University outreach possible

AN “outreach centre” could be established in Sale as part of the move to hand control of the Monash University Gippsland campus to the University of Ballarat.

Monash vice-chancellor Ed Byrne talked about the outreach centre, offering university courses away from the main campus, during a presentation to Wellington Shire Council on Tuesday night.

Professor Byrne described the proposal as “exciting”.

“Monash University has operated the Churchill campus for several decades, it’s always been a troubled journey. When the university took over the campus it had 8000 students, now there are 3000,” Prof. Byrne said.

“Participation rates are very low in Gippsland and many young people who could go to university in Gippsland are bypassing the region and going to Melbourne campuses.”

Prof. Byrne said moving the Gippsland campus into a regionally-focused university was the best option to address the needs of local industry and the community.

“It’s a real light on the hill option. With energy, vigour and if pursued well, it’ll lead to one of the best regional universities in the country,” Prof. Byrne said.

“The campus at Churchill will grow, it will be a distributed model with outreach centres in Sale and probably the Latrobe Valley.

“The range of courses currently on offer will increase and there will be ambitious plans to increase the number of students very substantially over next few years.”

As part of the change, new courses for Gippsland could include engineering, graphic design and multimedia, human movement and sports science, early childhood, metallurgy and health science.

Monash will continue to run the medical school and jointly staff the research centre at Churchill.

Prof. Byrne said Monash would provide academic and financial support for the new entity with current staff guaranteed employment there.

Current Monash Gippsland students will graduate with a Monash degree.

With community consultation showing general support the region’s two TAFE institutes, industry, most university staff and students, Prof. Byrne said the boards of both universities would need to be satisfied the new entity would be financially stable.

The aim is to have a final decision mid-year before the new entity is formally launched, under a new name, on January 1.

The University of Ballarat Act would need to be amended in State Parliament to enact the change.

There will be an additional consultation process over the name, with Robert Menzies University, Endeavour University and the State University of Victoria among the suggestions.

Monash Gippsland president Robin Pollard said there would be a more flexible admission criteria for the new entity.
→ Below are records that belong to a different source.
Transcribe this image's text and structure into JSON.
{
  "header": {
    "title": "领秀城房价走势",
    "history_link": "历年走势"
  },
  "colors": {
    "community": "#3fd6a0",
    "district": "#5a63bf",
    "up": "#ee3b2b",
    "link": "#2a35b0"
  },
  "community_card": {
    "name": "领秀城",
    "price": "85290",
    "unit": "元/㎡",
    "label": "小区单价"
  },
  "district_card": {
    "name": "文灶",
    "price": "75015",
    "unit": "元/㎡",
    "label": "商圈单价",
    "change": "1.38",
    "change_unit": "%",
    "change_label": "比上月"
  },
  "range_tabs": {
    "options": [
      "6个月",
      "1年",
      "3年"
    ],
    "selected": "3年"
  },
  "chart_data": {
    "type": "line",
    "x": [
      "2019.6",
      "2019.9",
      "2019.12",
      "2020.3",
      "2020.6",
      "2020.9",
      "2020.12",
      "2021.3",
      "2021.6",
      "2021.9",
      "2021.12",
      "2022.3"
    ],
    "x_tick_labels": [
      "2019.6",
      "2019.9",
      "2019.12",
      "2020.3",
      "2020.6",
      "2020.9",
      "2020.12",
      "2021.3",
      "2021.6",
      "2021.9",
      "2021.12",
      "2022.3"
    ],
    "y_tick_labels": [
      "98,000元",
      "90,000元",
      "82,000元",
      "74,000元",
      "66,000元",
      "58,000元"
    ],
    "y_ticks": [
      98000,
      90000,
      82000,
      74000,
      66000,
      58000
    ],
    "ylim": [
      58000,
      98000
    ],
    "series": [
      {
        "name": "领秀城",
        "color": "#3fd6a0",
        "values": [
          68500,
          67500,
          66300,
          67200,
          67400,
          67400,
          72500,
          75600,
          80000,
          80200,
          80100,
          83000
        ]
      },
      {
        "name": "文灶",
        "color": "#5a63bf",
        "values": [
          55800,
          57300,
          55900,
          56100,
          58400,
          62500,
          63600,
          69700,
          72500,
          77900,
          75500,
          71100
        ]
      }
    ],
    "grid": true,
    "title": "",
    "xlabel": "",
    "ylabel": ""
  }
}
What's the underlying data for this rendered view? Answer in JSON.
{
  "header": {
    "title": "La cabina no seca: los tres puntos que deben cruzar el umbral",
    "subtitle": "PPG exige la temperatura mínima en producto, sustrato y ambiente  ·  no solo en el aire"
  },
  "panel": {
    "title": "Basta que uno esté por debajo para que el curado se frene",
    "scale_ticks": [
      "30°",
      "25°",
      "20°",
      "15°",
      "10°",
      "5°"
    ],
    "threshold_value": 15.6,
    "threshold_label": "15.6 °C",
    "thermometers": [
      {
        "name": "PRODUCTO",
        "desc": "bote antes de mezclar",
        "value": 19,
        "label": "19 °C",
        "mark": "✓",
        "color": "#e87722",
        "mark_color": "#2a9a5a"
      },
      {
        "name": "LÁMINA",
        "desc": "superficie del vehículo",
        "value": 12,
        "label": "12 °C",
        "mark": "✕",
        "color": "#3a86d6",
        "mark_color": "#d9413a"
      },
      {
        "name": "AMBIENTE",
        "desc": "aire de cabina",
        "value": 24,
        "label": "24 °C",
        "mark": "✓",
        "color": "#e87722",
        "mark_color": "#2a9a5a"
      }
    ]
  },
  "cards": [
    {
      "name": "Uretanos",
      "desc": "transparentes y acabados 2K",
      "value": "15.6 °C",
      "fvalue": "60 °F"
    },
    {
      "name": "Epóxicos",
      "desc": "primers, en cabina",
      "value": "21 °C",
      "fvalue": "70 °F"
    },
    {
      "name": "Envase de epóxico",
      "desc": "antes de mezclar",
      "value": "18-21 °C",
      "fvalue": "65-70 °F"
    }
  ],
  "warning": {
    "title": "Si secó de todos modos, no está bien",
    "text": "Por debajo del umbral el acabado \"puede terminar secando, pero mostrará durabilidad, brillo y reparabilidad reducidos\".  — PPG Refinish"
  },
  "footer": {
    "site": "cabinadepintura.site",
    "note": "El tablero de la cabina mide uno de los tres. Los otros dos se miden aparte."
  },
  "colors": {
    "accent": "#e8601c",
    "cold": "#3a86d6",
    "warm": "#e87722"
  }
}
Group of Eight universities, such as Monash, have stringent criteria which Prof. Pollard said had inadvertently disadvantaged the development of the Gippsland campus.

“I understand that the University of Ballarat admits only 20 per cent of its students on the basis of ATAR the other students come to that university on principal’s recommendation, direct offer and a host of other means that just about all regional universities employ,” he said.

Wellington Shire Council has given in-principle support for the Monash-Ballarat move.

The position is in contrast to councillors in neighbouring Latrobe City, who unanimously opposed the move last month.

Councillor Darren McCubbin was excited by prospect of an outreach centre in Sale.

“There’s no reason why students in Sale and Maffra and so on shouldn’t get a course connect here locally,” he said.

Cr Patrick McIvor said the University of Ballarat had a strong regional focus with partnerships already existing in Gippsland.

“There are a number of courses already being offered through local TAFEs in partnership with Ballarat Uni,” he said.

“These are courses that Ballarat has proactively partnered with our local TAFE institutions to deliver already, some would have argued it was Monash’s responsibility as a Gippsland campus.

“Ballarat has demonstrated a willingness to contribute to our region that Monash hasn’t been able to.”